Par acte de commissaire de justice du 7 mars 2025, Monsieur [Z] [I] et Madame [L] [N] en sa qualité de curatrice de Monsieur [Z] [I] ont assigné en référé devant le tribunal judiciaire de Paris la société BNP Paribas aux fins de lui voir enjoindre de communiquer de l’adresse postale de Madame [F] [S].
Par conclusions développées oralement lors de l’audience du 4 juillet 2025, Monsieur [Z] [I] et Madame [L] [N] en sa qualité de curatrice de Monsieur [Z] [I], maintiennent oralement leurs demandes et formulent une demande de condamnation de la société BNP Paribas au paiement de la somme de 2000 euros sur le fondement de l’article 700 du Code de procédure civile outre les entiers dépens. Madame [F] [I] épouse [G] et Madame [M] [I] épouse [B] interviennent volontairement à l’audience et s’associent à ces demandes.
A l’appui de leurs prétentions, Monsieur [Z] [I], Madame [L] [N] ès qualités de curatrice de Monsieur [Z] [I], Madame [F] [I] épouse [G] et Madame [M] [I] épouse [B] prétendent que Monsieur [Z] [I] a été victime d’abus de faiblesse de la part de Monsieur [D] [O] et que dans ce cadre, de nombreux virements ont été effectués sur des comptes inconnus, dont celui de Madame [F] [S] le 3 juillet 2020 à hauteur de 15.500 euros.
Ils se prévalent de la jurisprudence en application de l’article L511-34 du Code monétaire et financier et soutiennent que le secret professionnel de la banque peut être levé si la pièce sollicitée est indispensable au droit de la preuve.
Ils expliquent se fonder sur l’article 835 alinea 2 et estime que l’obligation de faire n’est pas sérieusement contestable, la demande étant proportionnée aux intérêts antinomiques des parties.
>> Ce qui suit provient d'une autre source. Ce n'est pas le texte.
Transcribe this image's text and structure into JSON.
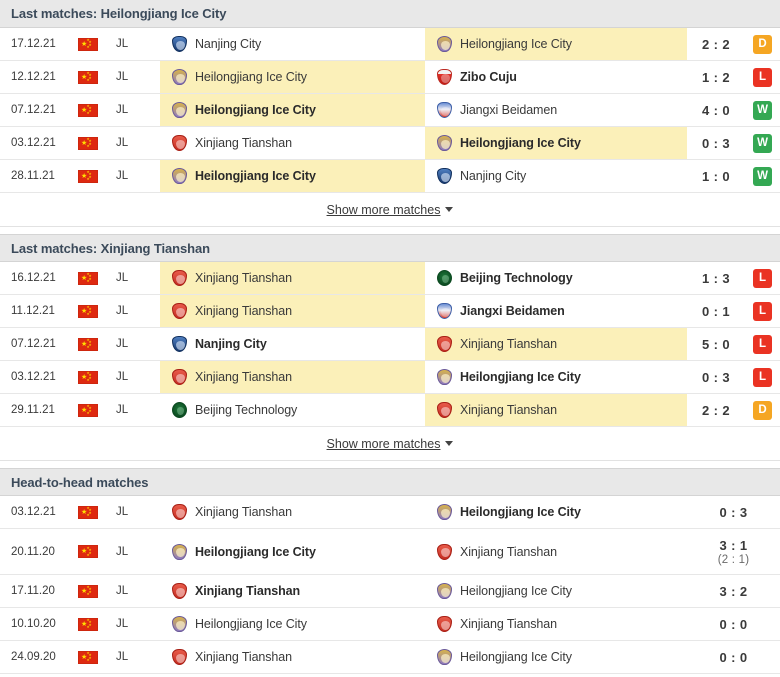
{
  "sections": [
    {
      "id": "last-matches-heilongjiang",
      "title": "Last matches: Heilongjiang Ice City",
      "show_more_label": "Show more matches",
      "has_show_more": true,
      "has_result_badge": true,
      "rows": [
        {
          "date": "17.12.21",
          "country": "China",
          "league": "JL",
          "home": "Nanjing City",
          "home_logo": "nanjing",
          "home_bold": false,
          "home_highlight": false,
          "away": "Heilongjiang Ice City",
          "away_logo": "heilongjiang",
          "away_bold": false,
          "away_highlight": true,
          "score": "2 : 2",
          "score_sub": "",
          "result": "D"
        },
        {
          "date": "12.12.21",
          "country": "China",
          "league": "JL",
          "home": "Heilongjiang Ice City",
          "home_logo": "heilongjiang",
          "home_bold": false,
          "home_highlight": true,
          "away": "Zibo Cuju",
          "away_logo": "zibo",
          "away_bold": true,
          "away_highlight": false,
          "score": "1 : 2",
          "score_sub": "",
          "result": "L"
        },
        {
          "date": "07.12.21",
          "country": "China",
          "league": "JL",
          "home": "Heilongjiang Ice City",
          "home_logo": "heilongjiang",
          "home_bold": true,
          "home_highlight": true,
          "away": "Jiangxi Beidamen",
          "away_logo": "jiangxi",
          "away_bold": false,
          "away_highlight": false,
          "score": "4 : 0",
          "score_sub": "",
          "result": "W"
        },
        {
          "date": "03.12.21",
          "country": "China",
          "league": "JL",
          "home": "Xinjiang Tianshan",
          "home_logo": "xinjiang",
          "home_bold": false,
          "home_highlight": false,
          "away": "Heilongjiang Ice City",
          "away_logo": "heilongjiang",
          "away_bold": true,
          "away_highlight": true,
          "score": "0 : 3",
          "score_sub": "",
          "result": "W"
        },
        {
          "date": "28.11.21",
          "country": "China",
          "league": "JL",
          "home": "Heilongjiang Ice City",
          "home_logo": "heilongjiang",
          "home_bold": true,
          "home_highlight": true,
          "away": "Nanjing City",
          "away_logo": "nanjing",
          "away_bold": false,
          "away_highlight": false,
          "score": "1 : 0",
          "score_sub": "",
          "result": "W"
        }
      ]
    },
    {
      "id": "last-matches-xinjiang",
      "title": "Last matches: Xinjiang Tianshan",
      "show_more_label": "Show more matches",
      "has_show_more": true,
      "has_result_badge": true,
      "rows": [
        {
          "date": "16.12.21",
          "country": "China",
          "league": "JL",
          "home": "Xinjiang Tianshan",
          "home_logo": "xinjiang",
          "home_bold": false,
          "home_highlight": true,
          "away": "Beijing Technology",
          "away_logo": "beijing",
          "away_bold": true,
          "away_highlight": false,
          "score": "1 : 3",
          "score_sub": "",
          "result": "L"
        },
        {
          "date": "11.12.21",
          "country": "China",
          "league": "JL",
          "home": "Xinjiang Tianshan",
          "home_logo": "xinjiang",
          "home_bold": false,
          "home_highlight": true,
          "away": "Jiangxi Beidamen",
          "away_logo": "jiangxi",
          "away_bold": true,
          "away_highlight": false,
          "score": "0 : 1",
          "score_sub": "",
          "result": "L"
        },
        {
          "date": "07.12.21",
          "country": "China",
          "league": "JL",
          "home": "Nanjing City",
          "home_logo": "nanjing",
          "home_bold": true,
          "home_highlight": false,
          "away": "Xinjiang Tianshan",
          "away_logo": "xinjiang",
          "away_bold": false,
          "away_highlight": true,
          "score": "5 : 0",
          "score_sub": "",
          "result": "L"
        },
        {
          "date": "03.12.21",
          "country": "China",
          "league": "JL",
          "home": "Xinjiang Tianshan",
          "home_logo": "xinjiang",
          "home_bold": false,
          "home_highlight": true,
          "away": "Heilongjiang Ice City",
          "away_logo": "heilongjiang",
          "away_bold": true,
          "away_highlight": false,
          "score": "0 : 3",
          "score_sub": "",
          "result": "L"
        },
        {
          "date": "29.11.21",
          "country": "China",
          "league": "JL",
          "home": "Beijing Technology",
          "home_logo": "beijing",
          "home_bold": false,
          "home_highlight": false,
          "away": "Xinjiang Tianshan",
          "away_logo": "xinjiang",
          "away_bold": false,
          "away_highlight": true,
          "score": "2 : 2",
          "score_sub": "",
          "result": "D"
        }
      ]
    },
    {
      "id": "head-to-head-matches",
      "title": "Head-to-head matches",
      "show_more_label": "",
      "has_show_more": false,
      "has_result_badge": false,
      "rows": [
        {
          "date": "03.12.21",
          "country": "China",
          "league": "JL",
          "home": "Xinjiang Tianshan",
          "home_logo": "xinjiang",
          "home_bold": false,
          "home_highlight": false,
          "away": "Heilongjiang Ice City",
          "away_logo": "heilongjiang",
          "away_bold": true,
          "away_highlight": false,
          "score": "0 : 3",
          "score_sub": "",
          "result": ""
        },
        {
          "date": "20.11.20",
          "country": "China",
          "league": "JL",
          "home": "Heilongjiang Ice City",
          "home_logo": "heilongjiang",
          "home_bold": true,
          "home_highlight": false,
          "away": "Xinjiang Tianshan",
          "away_logo": "xinjiang",
          "away_bold": false,
          "away_highlight": false,
          "score": "3 : 1",
          "score_sub": "(2 : 1)",
          "result": ""
        },
        {
          "date": "17.11.20",
          "country": "China",
          "league": "JL",
          "home": "Xinjiang Tianshan",
          "home_logo": "xinjiang",
          "home_bold": true,
          "home_highlight": false,
          "away": "Heilongjiang Ice City",
          "away_logo": "heilongjiang",
          "away_bold": false,
          "away_highlight": false,
          "score": "3 : 2",
          "score_sub": "",
          "result": ""
        },
        {
          "date": "10.10.20",
          "country": "China",
          "league": "JL",
          "home": "Heilongjiang Ice City",
          "home_logo": "heilongjiang",
          "home_bold": false,
          "home_highlight": false,
          "away": "Xinjiang Tianshan",
          "away_logo": "xinjiang",
          "away_bold": false,
          "away_highlight": false,
          "score": "0 : 0",
          "score_sub": "",
          "result": ""
        },
        {
          "date": "24.09.20",
          "country": "China",
          "league": "JL",
          "home": "Xinjiang Tianshan",
          "home_logo": "xinjiang",
          "home_bold": false,
          "home_highlight": false,
          "away": "Heilongjiang Ice City",
          "away_logo": "heilongjiang",
          "away_bold": false,
          "away_highlight": false,
          "score": "0 : 0",
          "score_sub": "",
          "result": ""
        }
      ]
    }
  ],
  "colors": {
    "highlight": "#fbf2bd",
    "header_bg": "#e8e8e8",
    "win": "#34a853",
    "loss": "#ea3323",
    "draw": "#f5a623",
    "flag_red": "#de2910",
    "flag_yellow": "#ffde00"
  }
}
A titre subsidiaire, ils se prévalent des dispositions de l’article 835 alinea 1 indiquant que le dommage imminent naît de la prescription de l’action en restitution de l’indû au 3 juillet 2025 et du trouble manifestement illicite caractérisé par la violation de l’aricle L121-8 DU Code de la consommation et l’article 1302 du Code civil.
A titre infiniment subsidiaire, ils expliquent qu’il était fréquent que Monsieur [O] utilise son emprise sur Monsieur [I] pour lui faire régler ses dettes vis à vis des tiers et qu’ils tentent d’évaluer si Madame [S] peut voir sa responsabilité pénale engagée ou si elle a également été victime des manipulations de Monsieur [O]. Ils en concluent la nécessité d’obtenir les coordonnés postales de celle-ci.
En réponse, la société BNP sollicite le débouté de Monsieur [Z] [I], Madame [L] [N] ès qualités, Madame [F] [I] épouse [G] et Madame [M] [I] épouse [B] et leur condamnation au paiement de la somme de 1800 euros sur le fondement de l’article 700 outre les entiers dépens.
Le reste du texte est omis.